Thursday, 6 November 2014

E waste: An ethical concern for information age?

Piles of e-waste at DESCO
Many academics, especially in developing economies, are pondering on the question of whether electronic waste and its proper management should be placed as an ethical concern.

Most developing countries lag in the management of electronic waste. Despite major international treaties such as the Basel Convention (read more in Key Term of Reference) electronic waste is still exported to many such countries as India, China, Nigeria, Ghana and the DRC. In fact the world's largest electronic waste dump site is situated in Accra, Ghana.

Prof. Marlene Holmner of the University of Pretoria says that as there is no awareness among consumers of electronic goods, electronic waste is therefore is not considered a ‘priority waste’ in South Africa and hence its recycling and management is hardly given any importance.

John van Coller, from DESCO, one of the largest electronic recyclers in Gauteng, echoes the same sentiment.

"Currently the percentage of e-waste that is being generated in South Africa is wholly unknown."
DESCO receives almost 1000 tons of e-waste per month chief among which are computer monitors, mother boards, Internal Processing Units (IPUs) and even ATM machines.

Says van Coller: "The amount of e-waste we receive and recycle is like a drop in the ocean."

Back in 2008, when legislation for waste management was brought into force in the country, there had been an idea of making an inventory of e-waste that is generated within the borders of South Africa.
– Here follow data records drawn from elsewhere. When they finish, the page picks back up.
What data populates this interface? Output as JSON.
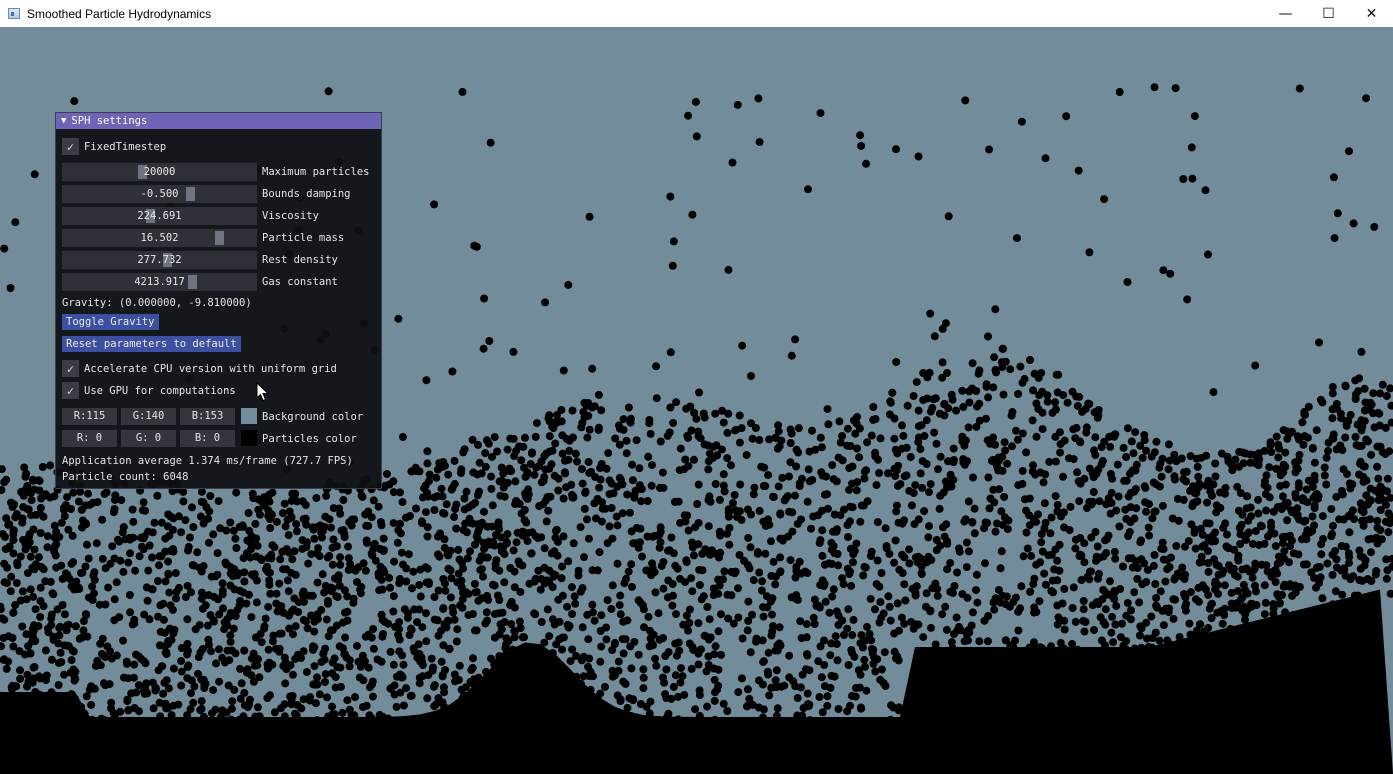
{
  "window": {
    "title": "Smoothed Particle Hydrodynamics",
    "minimize_icon": "minimize-icon",
    "maximize_icon": "maximize-icon",
    "close_icon": "close-icon",
    "minimize_glyph": "—",
    "maximize_glyph": "☐",
    "close_glyph": "✕"
  },
  "scene": {
    "background_color": "#738c99",
    "particle_color": "#000000"
  },
  "panel": {
    "title": "SPH settings",
    "collapse_glyph": "▼",
    "check_glyph": "✓",
    "fixed_timestep_label": "FixedTimestep",
    "fixed_timestep_checked": true,
    "sliders": [
      {
        "value": "20000",
        "label": "Maximum particles"
      },
      {
        "value": "-0.500",
        "label": "Bounds damping"
      },
      {
        "value": "224.691",
        "label": "Viscosity"
      },
      {
        "value": "16.502",
        "label": "Particle mass"
      },
      {
        "value": "277.732",
        "label": "Rest density"
      },
      {
        "value": "4213.917",
        "label": "Gas constant"
      }
    ],
    "gravity_text": "Gravity: (0.000000, -9.810000)",
    "toggle_gravity_label": "Toggle Gravity",
    "reset_label": "Reset parameters to default",
    "accelerate_cpu_label": "Accelerate CPU version with uniform grid",
    "accelerate_cpu_checked": true,
    "use_gpu_label": "Use GPU for computations",
    "use_gpu_checked": true,
    "background_color": {
      "r": "R:115",
      "g": "G:140",
      "b": "B:153",
      "label": "Background color",
      "swatch": "#738c99"
    },
    "particles_color": {
      "r": "R:  0",
      "g": "G:  0",
      "b": "B:  0",
      "label": "Particles color",
      "swatch": "#000000"
    },
    "app_average": "Application average 1.374 ms/frame (727.7 FPS)",
    "particle_count": "Particle count: 6048"
  }
}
According to van Coller: "We were really excited by the idea of an e-waste inventory. Unfortunately the Dept of Environmental Affairs never gave the go-ahead and it was never done."

Queries from the Department have remained unanswered.
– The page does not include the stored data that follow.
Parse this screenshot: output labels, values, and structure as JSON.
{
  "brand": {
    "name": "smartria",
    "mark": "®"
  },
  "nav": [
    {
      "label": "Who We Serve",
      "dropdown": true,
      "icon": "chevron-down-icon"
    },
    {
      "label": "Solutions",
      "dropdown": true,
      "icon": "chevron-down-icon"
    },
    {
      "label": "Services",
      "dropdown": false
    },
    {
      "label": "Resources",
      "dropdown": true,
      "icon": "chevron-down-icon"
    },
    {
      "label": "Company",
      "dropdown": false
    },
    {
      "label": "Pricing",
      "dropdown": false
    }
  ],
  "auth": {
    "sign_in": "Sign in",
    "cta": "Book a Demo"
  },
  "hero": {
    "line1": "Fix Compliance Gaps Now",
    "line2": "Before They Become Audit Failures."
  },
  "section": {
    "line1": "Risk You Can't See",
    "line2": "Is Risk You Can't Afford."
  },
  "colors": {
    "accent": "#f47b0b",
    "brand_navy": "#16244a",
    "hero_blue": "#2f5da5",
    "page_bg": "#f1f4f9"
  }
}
According to Prof. Eric Achankeng from the University of Adelaide, South Africa suffers from a situation where there is a major vacuum related to e-waste management. Writing in an academic paper, Globalization, Urbanization and Municipal Solid Waste Management in Africa, he writes, "… there is no extant mechanism in the country with regard to proper management and disposal of electronic waste."

Agbogbolshie dump site: the largest e-waste dump site in the world.
E-waste management is rapidly becoming an ethical concern among many information technology practitioners. According to Prof. Achankeng: "E-waste management and recycling should not only be treated as an environmental concern but also as an ethical concern. When consumers buy electronic goods, it must be their moral, social and ethical obligation to inquire into what happens to the goods when it reaches the end of its life cycle."
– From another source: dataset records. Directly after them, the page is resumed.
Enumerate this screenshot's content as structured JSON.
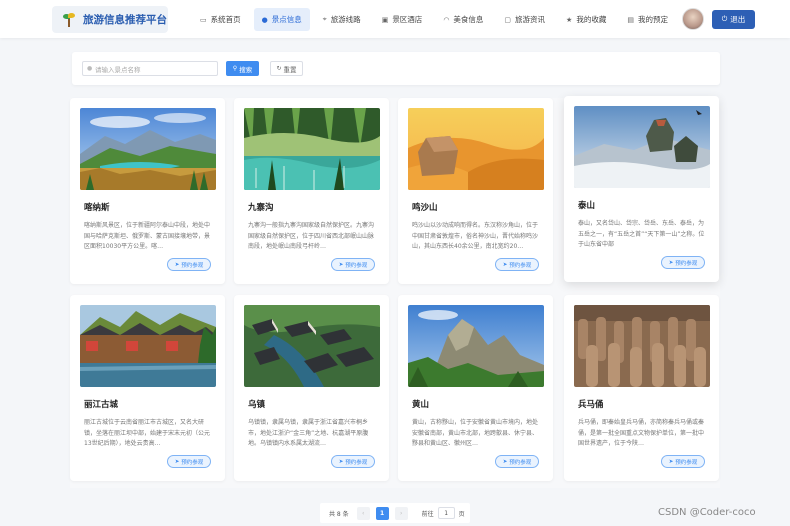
{
  "header": {
    "logo_text": "旅游信息推荐平台",
    "nav": [
      {
        "label": "系统首页",
        "icon": "monitor-icon",
        "active": false
      },
      {
        "label": "景点信息",
        "icon": "location-pin-icon",
        "active": true
      },
      {
        "label": "旅游线路",
        "icon": "route-icon",
        "active": false
      },
      {
        "label": "景区酒店",
        "icon": "hotel-icon",
        "active": false
      },
      {
        "label": "美食信息",
        "icon": "food-bowl-icon",
        "active": false
      },
      {
        "label": "旅游资讯",
        "icon": "chat-bubble-icon",
        "active": false
      },
      {
        "label": "我的收藏",
        "icon": "star-icon",
        "active": false
      },
      {
        "label": "我的预定",
        "icon": "document-icon",
        "active": false
      }
    ],
    "logout_label": "退出"
  },
  "search": {
    "placeholder": "请输入景点名称",
    "search_label": "搜索",
    "reset_label": "重置"
  },
  "cards": [
    {
      "name": "喀纳斯",
      "desc": "喀纳斯风景区，位于新疆阿尔泰山中段，地处中国与哈萨克斯坦、俄罗斯、蒙古国接壤地带，景区面积10030平方公里。喀…",
      "book_label": "预约参观"
    },
    {
      "name": "九寨沟",
      "desc": "九寨沟一般指九寨沟国家级自然保护区。九寨沟国家级自然保护区，位于四川省西北部岷山山脉南段，地处岷山南段弓杆岭…",
      "book_label": "预约参观"
    },
    {
      "name": "鸣沙山",
      "desc": "鸣沙山以沙动成响而得名。东汉称沙角山，位于中国甘肃省敦煌市，俗名神沙山，晋代始称鸣沙山，其山东西长40余公里，南北宽约20…",
      "book_label": "预约参观"
    },
    {
      "name": "泰山",
      "desc": "泰山，又名岱山、岱宗、岱岳、东岳、泰岳，为五岳之一，有“五岳之首”“天下第一山”之称。位于山东省中部",
      "book_label": "预约参观"
    },
    {
      "name": "丽江古城",
      "desc": "丽江古城位于云南省丽江市古城区，又名大研镇，坐落在丽江坝中部，始建于宋末元初（公元13世纪后期），地处云贵高…",
      "book_label": "预约参观"
    },
    {
      "name": "乌镇",
      "desc": "乌镇镇，隶属乌镇，隶属于浙江省嘉兴市桐乡市，地处江浙沪“金三角”之地、杭嘉湖平原腹地。乌镇镇内水系属太湖流…",
      "book_label": "预约参观"
    },
    {
      "name": "黄山",
      "desc": "黄山，古称黟山，位于安徽省黄山市境内，地处安徽省南部，黄山市北部，地跨歙县、休宁县、黟县和黄山区、徽州区…",
      "book_label": "预约参观"
    },
    {
      "name": "兵马俑",
      "desc": "兵马俑，即秦始皇兵马俑，亦简称秦兵马俑或秦俑，是第一批全国重点文物保护单位，第一批中国世界遗产，位于今陕…",
      "book_label": "预约参观"
    }
  ],
  "pagination": {
    "total_text": "共 8 条",
    "current_page": "1",
    "prev": "‹",
    "next": "›",
    "goto_label": "前往",
    "goto_value": "1",
    "page_unit": "页"
  },
  "watermark": "CSDN @Coder-coco"
}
Holmner and van Coller feel that in the particular situation of South Africa, the awareness about e-waste is so insignificant that far from seeing it as an ethical problem, both consumers and corporate have to first view it as a problem.

The majority of e-waste management is currently in the hands of informal recyclers. According to Prof. Holmner, informal recyclers often do not have the education nor the skill to properly dispose off electronic waste especially waste containing radio-active and other harmful metals. These often end up in the various landfills around the country thus posing a major health hazard to people living in the surrounding areas.

Piles of scrap in Hatherly landfill, Pretoria
In an academic paper written in 2010, Jinglei Yu and Yang Yan from Nankai University writes that since 2000, Asia Pacific and Middle/East Africa saw the fastest growth of PC sales while the developed regions of North America and Western Europe lagged behind. According to the paper, by 2030, the number of obsolete PCs in developing regions will double that of developed regions with 400-700 million units in developing countries compared to 200-300 million in developed regions.

Numbers like the above, according to Prof. Holmner are indeed a cause for concern.

“There is a dire need of legislation in the country with regards to e-waste, but even more importantly there is a dire need to educate people to the effects of electronic waste. Awareness about e-waste among consumers and companies should be our first priority.”